Scottish Government Finance Secretary, John Swinney, revealed in session at Holyrood today (30th October) that he has now received a response from Chancellor Alistair Darling to queries on the recapitalisation of HBOS.

In reference to the proposed takeover of The Bank by Lloyds TSB, the Chancellor had been asked if the £37bn bail-out was conditional on this deal going ahead; and if concessions on competition law would be available to other potential buyers.
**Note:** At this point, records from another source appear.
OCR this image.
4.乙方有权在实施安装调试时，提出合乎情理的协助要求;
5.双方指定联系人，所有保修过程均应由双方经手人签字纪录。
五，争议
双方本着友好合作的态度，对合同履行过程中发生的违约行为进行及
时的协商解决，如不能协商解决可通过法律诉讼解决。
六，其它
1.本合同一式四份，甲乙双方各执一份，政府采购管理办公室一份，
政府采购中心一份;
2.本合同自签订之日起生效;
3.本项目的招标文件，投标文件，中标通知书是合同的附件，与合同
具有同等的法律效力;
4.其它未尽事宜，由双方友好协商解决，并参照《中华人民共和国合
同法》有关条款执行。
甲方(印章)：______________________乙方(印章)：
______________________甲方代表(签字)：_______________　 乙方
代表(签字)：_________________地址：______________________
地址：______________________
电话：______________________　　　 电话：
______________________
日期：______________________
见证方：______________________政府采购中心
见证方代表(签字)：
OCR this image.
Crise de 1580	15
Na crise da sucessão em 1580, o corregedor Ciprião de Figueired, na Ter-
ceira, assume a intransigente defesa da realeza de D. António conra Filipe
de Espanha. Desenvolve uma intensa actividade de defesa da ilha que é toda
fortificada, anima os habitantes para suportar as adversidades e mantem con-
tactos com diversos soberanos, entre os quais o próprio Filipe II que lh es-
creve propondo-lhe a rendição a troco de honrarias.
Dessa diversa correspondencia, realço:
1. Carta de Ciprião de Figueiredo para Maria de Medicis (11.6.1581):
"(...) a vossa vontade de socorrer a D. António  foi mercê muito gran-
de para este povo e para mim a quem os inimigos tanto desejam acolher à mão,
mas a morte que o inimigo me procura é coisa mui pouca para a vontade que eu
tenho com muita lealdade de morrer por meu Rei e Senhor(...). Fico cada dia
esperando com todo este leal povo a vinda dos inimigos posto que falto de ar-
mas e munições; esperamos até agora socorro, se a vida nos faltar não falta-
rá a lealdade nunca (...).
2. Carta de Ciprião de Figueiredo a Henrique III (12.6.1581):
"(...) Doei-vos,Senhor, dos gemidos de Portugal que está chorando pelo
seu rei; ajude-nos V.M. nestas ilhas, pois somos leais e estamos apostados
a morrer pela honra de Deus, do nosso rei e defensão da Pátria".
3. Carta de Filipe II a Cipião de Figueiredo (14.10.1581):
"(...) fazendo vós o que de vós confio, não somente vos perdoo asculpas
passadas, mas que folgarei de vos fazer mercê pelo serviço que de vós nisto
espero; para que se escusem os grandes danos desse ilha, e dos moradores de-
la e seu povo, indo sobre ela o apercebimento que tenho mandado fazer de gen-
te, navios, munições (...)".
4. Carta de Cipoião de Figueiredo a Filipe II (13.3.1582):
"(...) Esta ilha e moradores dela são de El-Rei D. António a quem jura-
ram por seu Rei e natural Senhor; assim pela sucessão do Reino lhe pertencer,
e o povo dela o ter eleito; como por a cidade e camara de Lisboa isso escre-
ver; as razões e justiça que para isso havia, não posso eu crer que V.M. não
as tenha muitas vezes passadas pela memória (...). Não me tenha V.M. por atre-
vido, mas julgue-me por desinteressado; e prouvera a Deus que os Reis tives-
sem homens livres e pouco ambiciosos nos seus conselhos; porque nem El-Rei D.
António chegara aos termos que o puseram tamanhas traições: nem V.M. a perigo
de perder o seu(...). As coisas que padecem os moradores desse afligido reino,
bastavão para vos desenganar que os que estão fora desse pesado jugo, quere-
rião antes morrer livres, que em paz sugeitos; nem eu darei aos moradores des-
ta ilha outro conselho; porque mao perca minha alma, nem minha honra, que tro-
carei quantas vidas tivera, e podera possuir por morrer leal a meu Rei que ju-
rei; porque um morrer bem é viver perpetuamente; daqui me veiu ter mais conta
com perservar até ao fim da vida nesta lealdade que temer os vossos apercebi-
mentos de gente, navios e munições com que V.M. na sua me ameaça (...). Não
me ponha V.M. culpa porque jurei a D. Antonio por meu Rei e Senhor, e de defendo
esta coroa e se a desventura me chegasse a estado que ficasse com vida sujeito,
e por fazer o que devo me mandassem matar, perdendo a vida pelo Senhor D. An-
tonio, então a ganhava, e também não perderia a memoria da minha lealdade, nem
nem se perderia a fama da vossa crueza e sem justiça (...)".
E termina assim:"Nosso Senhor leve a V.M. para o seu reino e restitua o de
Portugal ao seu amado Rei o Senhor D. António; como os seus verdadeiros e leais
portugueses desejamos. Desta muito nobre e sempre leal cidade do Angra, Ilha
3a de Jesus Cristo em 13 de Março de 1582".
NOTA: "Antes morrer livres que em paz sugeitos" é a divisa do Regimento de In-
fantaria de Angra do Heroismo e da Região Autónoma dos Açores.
Mr Darling had also been asked if the Financial Services Authority (FSA) would look again at HBOS in the event of the take-over not proceeding.

According to Mr Swinney: ‘Although the Chancellor doesn’t answer all of the questions, his letter is a helpful intervention into the discussion’.

In describing the letter as making it clear that there are other opportunities for the outcome of the HBOS situation, Mr Swinney quoted some extracts from it.

These included the Chancellor’s statement that: ‘If for any reason the merger did not go ahead, the FSA would need to reassess both banks to determine the extent to which each would need to re-capitalise’. While this statement is generally being interpreted as positive, it is also open to reading as an indication of potential conditionality.

The Finance Secretary told MSPs that it was the Scottish Government’s duty to protect the country’s best interest and this would be the maintaining of HBOS as a independent bank, protecting jobs across Scotland and top management functions at its Edinburgh HQ.

He said: ‘We will continue to have dialogue with the Chancellor to ensure these propositions are fully and properly considered by the United Kingdom Government’.